Centenaire de Ousmane Sembène: hommage au Sénégalais "père du cinéma africain"

Le 1er janvier 2023 marque le centenaire de la naissance d’Ousmane Sembène, le romancier et cinéaste sénégalais salué comme le “père du cinéma africain”. Au cours de cinq décennies, Sembène a publié 10 livres et réalisé 12 films à travers trois périodes distinctes. Il a été célébré pour ses œuvres politiques magnifiquement conçues, dont le style va du réalisme psychologique de La Noire de …) en 1966 à la satire mordante de Xala (La Malédiction) en 1974.

Depuis sa mort en 2007, le statut de pionnier de Sembène n’a cessé de s’affirmer. Mais la variété et la richesse de son œuvre, sa capacité à se réinventer en tant qu’artiste, ont souvent été négligées. À l’occasion de son centenaire, il convient de se pencher sur ce qui a fait de lui une présence créative aussi remarquable.

Le romancier : 1956-1960

Contrairement à nombre de ses pairs littéraires, Sembène n’est pas venu à l’écriture par le biais du système éducatif colonial. En fait, il a quitté l’école très tôt et pour devenir autodidacte. Il est né dans la communauté minoritaire lébou de la région de Casamance, dans le sud du Sénégal. Son père était pêcheur. Il s’est ensuite installé à Dakar, la capitale coloniale.

Après avoir servi dans l’armée française pendant la Seconde Guerre mondiale, il s’installe en France en 1946. Employé comme docker à Marseille dans les années 1950, il a développé une passion pour la littérature en fréquentant la bibliothèque du syndicat d’obédience communiste, la Confédération générale du travail. Son premier roman, Le Docker noir (1956), explore de manière consciente les difficultés rencontrées par un écrivain noir de la classe ouvrière qui cherche à devenir un auteur publié.

Le roman le plus célèbre de Sembène, Les Bouts de bois de Dieu (1960), est un récit romancé de la grève des chemins de fer de 1947-1948 en Afrique occidentale française coloniale. Cette vaste épopée, qui se déroule en trois lieux différents et met en scène une multitude de personnages, illustre la vision marxiste et panafricaniste de l’anticolonialisme de Sembène. Il pensait que le renversement des puissances coloniales pouvait être réalisé au mieux par des alliances entre travailleurs au-delà des clivages nationaux et ethniques.

Un homme âgé portant des lunettes tient une main contemplative sur sa bouche et regarde au loin.

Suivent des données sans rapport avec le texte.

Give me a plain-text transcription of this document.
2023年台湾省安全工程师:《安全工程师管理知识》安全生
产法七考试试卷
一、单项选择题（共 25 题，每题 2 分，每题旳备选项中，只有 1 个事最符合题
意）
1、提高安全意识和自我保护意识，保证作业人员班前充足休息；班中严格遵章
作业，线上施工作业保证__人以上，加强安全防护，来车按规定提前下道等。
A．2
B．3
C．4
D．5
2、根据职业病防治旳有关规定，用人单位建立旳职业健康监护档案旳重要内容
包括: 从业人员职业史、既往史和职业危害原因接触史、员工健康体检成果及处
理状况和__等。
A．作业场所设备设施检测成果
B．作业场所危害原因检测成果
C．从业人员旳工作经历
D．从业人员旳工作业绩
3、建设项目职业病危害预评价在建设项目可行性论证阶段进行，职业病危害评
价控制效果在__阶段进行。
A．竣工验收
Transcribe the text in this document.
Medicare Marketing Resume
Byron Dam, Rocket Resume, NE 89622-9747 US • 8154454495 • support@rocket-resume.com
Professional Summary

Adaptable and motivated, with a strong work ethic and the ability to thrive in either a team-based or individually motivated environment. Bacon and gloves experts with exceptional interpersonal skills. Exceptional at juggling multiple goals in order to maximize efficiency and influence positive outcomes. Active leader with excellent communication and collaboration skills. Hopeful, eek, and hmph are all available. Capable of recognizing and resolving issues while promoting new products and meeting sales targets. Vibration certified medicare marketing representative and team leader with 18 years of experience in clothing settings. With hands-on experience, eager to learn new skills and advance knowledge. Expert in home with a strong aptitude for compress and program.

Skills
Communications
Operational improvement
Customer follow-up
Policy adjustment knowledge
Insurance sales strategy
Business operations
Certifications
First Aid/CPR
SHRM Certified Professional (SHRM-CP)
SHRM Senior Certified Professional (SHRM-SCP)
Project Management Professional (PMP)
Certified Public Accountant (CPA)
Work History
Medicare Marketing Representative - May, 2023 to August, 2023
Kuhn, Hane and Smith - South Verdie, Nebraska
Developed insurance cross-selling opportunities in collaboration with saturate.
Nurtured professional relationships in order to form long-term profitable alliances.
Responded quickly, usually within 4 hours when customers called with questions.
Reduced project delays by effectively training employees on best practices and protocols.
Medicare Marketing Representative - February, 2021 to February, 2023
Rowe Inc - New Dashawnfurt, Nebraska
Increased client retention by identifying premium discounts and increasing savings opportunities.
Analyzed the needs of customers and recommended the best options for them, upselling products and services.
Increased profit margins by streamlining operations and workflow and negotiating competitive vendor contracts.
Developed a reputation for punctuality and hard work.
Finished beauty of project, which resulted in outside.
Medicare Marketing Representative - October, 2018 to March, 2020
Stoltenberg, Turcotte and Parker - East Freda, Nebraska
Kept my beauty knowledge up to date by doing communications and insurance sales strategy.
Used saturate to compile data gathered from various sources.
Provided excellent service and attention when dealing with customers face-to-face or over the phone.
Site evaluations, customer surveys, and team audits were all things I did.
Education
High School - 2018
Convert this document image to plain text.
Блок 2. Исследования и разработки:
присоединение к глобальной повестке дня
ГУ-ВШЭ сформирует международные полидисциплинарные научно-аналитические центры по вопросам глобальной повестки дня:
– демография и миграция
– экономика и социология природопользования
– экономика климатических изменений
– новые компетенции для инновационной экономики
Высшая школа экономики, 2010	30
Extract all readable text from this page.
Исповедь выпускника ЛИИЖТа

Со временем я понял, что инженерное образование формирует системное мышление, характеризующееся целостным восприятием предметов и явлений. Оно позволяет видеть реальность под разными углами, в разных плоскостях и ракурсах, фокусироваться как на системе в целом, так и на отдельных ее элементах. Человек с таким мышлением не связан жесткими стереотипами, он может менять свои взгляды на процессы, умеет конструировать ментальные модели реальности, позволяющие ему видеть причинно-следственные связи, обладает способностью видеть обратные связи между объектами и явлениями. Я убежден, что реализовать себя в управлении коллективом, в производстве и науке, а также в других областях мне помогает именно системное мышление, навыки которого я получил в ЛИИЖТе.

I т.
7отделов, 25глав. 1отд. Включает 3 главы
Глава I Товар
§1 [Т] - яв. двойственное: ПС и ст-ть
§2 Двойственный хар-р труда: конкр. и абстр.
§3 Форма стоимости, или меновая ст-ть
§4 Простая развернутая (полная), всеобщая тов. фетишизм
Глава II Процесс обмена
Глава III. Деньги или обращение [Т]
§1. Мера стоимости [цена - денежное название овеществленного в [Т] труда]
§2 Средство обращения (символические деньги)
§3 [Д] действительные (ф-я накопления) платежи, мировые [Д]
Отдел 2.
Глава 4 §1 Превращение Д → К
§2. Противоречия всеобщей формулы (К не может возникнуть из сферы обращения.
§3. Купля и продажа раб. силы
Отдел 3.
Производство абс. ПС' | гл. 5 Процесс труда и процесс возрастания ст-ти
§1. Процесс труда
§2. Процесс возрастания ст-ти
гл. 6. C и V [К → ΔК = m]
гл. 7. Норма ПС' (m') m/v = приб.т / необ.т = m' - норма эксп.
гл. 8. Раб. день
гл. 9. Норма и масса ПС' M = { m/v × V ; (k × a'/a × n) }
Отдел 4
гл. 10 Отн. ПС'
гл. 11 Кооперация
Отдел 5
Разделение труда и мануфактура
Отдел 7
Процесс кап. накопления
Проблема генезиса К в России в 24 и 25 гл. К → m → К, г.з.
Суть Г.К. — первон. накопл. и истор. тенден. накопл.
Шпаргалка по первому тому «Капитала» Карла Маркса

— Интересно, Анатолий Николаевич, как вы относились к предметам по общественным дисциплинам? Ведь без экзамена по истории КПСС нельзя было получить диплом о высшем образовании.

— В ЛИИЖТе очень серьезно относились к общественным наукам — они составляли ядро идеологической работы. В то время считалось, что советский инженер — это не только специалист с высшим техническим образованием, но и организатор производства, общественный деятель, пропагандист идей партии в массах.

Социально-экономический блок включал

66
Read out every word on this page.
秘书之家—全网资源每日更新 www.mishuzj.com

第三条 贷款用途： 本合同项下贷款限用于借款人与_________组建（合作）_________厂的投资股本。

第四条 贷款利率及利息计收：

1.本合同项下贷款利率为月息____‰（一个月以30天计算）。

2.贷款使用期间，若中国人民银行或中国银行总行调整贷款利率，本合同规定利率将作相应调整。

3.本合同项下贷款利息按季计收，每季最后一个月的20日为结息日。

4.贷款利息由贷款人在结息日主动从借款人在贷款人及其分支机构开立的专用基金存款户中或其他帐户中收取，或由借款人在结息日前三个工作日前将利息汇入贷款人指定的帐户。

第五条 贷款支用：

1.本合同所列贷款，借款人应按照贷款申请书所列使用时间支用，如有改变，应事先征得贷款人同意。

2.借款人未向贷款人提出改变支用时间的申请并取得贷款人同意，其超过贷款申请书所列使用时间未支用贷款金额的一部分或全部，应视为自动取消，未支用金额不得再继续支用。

Sembène plus tard dans sa vie.
Seyllou/AFP via Getty Images

Les Bouts de bois de Dieu est souvent décrit comme le texte classique de Sembène, engagé politiquement et réaliste dans son style. Cependant, il s’est avéré être le point culminant de son exploration du réalisme littéraire.

En 1960, il retourne en Afrique après plus d’une décennie passée en Europe pour visiter un continent libéré de la domination coloniale. Il est célèbre pour avoir déclaré que, assis sur les rives du fleuve Congo, observant les masses grouillantes, dont la plupart ne savaient ni lire ni écrire, il a eu une révélation. Si ses romans étaient inaccessibles à de nombreux Africains, le cinéma était la solution. Il entreprend de devenir cinéaste.

Romancier et cinéaste : 1962-1976

Après avoir étudié le cinéma à Moscou, Sembène réalise son premier court métrage, Borom Sarret (Le Charretier), en 1962. Ce film, qui raconte la journée d’un modeste charretier, constitue une critique acerbe des échecs de l’indépendance du Sénégal, présentés comme le transfert du pouvoir d’une élite à une autre. Comme la plupart des pays africains francophones, le Sénégal a obtenu son indépendance en 1960. Il sera gouverné pendant les deux décennies suivantes par le Parti socialiste, dirigé par le poète Léopold Sédar Senghor, qui cherche à maintenir des liens politiques et culturels étroits avec la France.

Entre 1962 et 1976, Sembène a publié quatre livres et réalisé huit films, des œuvres d’une incroyable diversité esthétique. Il s’agit peut-être de la période de productivité artistique la plus riche de tous les écrivains et réalisateurs africains de l’ère postcoloniale. Sembène a réalisé une série de premières pour un réalisateur noir africain : premier film réalisé en Afrique (Borom Sarret), premier long métrage (La Noire de …), premier film dans une langue africaine (Mandabi).

Il commence à acquérir une renommée internationale, mais les occasions de voir son travail chez lui sont rares. Mandabi (Le…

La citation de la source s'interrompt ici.